Long ago in Rostrevor there was an uncanny happening. Regularly, on stormy nights when local seafarers might be at risk on Carlingford Lough or the open Irish sea, a bell was heard ringing gently and sweetly. No source could be found, though the sound came from the old graveyard.
Then came the ‘night of the big storm’ in 1839 when hundreds of trees the length and breadth of Ireland were swept away. In Rostrevor, a tree fell and split apart. Within the wood of the branches was the bell.

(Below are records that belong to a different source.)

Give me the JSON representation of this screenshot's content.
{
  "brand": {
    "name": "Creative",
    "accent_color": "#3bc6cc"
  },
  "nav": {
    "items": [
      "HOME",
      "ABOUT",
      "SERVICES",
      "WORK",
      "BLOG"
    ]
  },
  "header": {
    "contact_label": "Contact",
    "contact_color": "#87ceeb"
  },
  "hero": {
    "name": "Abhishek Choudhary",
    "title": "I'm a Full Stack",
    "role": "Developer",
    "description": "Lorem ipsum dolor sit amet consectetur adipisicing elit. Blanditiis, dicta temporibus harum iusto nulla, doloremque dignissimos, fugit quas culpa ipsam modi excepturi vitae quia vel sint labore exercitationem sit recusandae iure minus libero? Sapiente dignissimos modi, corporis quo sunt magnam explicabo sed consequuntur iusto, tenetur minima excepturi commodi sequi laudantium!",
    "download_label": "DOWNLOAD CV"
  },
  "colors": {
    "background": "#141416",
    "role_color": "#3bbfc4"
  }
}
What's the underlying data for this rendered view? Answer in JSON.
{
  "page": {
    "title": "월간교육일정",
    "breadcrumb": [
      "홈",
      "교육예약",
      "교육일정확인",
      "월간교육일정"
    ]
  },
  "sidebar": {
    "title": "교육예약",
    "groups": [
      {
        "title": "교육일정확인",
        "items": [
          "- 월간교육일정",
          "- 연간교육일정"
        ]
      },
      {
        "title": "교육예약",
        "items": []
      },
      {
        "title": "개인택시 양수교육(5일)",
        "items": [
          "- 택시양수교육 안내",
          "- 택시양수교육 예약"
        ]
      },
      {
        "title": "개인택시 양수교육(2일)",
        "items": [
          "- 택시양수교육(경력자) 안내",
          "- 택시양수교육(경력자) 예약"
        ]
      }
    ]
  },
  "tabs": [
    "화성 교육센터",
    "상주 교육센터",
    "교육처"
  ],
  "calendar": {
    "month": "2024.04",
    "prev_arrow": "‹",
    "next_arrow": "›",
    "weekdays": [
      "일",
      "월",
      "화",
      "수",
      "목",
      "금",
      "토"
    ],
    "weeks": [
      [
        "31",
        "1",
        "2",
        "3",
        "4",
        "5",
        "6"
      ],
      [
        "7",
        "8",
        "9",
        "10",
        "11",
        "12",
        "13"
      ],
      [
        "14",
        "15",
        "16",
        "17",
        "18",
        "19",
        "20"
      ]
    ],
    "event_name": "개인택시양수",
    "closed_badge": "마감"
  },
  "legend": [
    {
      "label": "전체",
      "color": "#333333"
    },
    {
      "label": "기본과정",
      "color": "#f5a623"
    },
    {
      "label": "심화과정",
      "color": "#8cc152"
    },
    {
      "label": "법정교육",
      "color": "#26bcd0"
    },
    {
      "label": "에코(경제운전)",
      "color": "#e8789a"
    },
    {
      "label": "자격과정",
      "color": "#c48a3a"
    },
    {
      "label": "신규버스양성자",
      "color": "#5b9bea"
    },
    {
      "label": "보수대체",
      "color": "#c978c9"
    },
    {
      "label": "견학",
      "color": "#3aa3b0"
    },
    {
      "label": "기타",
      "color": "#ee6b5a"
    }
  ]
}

The history was that the bell had belonged to Saint Bronagh who founded a Convent at Kilbroney, Rostrevor. The bell, hung between the branches of a tree – species not recorded, but probably a yew – summoned the sisters to prayer. As years went by, the convent vanished.
The tree remained, the bell kept secret within its branches until the growth had hidden it completely.
After the fall of the tree, the bell was taken to Newry and used as a mass bell there but after some years it went missing. It was tracked down by the persistence of one Sister of Mercy, reclaimed and restored to the parish of Kilbroney in 1885. It was at first used as a mass bell, but is now stored safely behind bars in a niche in the South Transept of the lovely Catholic church in Rostrevor. The tongue was removed long ago, and an external striker is supplied so that the sweet tone of this Celtic bell may still be heard.
It is over a thousand years since St. Bronagh’s bell was first struck, and for hundreds of years it was enfolded in the embrace of a living tree, protected until it once again saw the light of day and took its place in the Church again.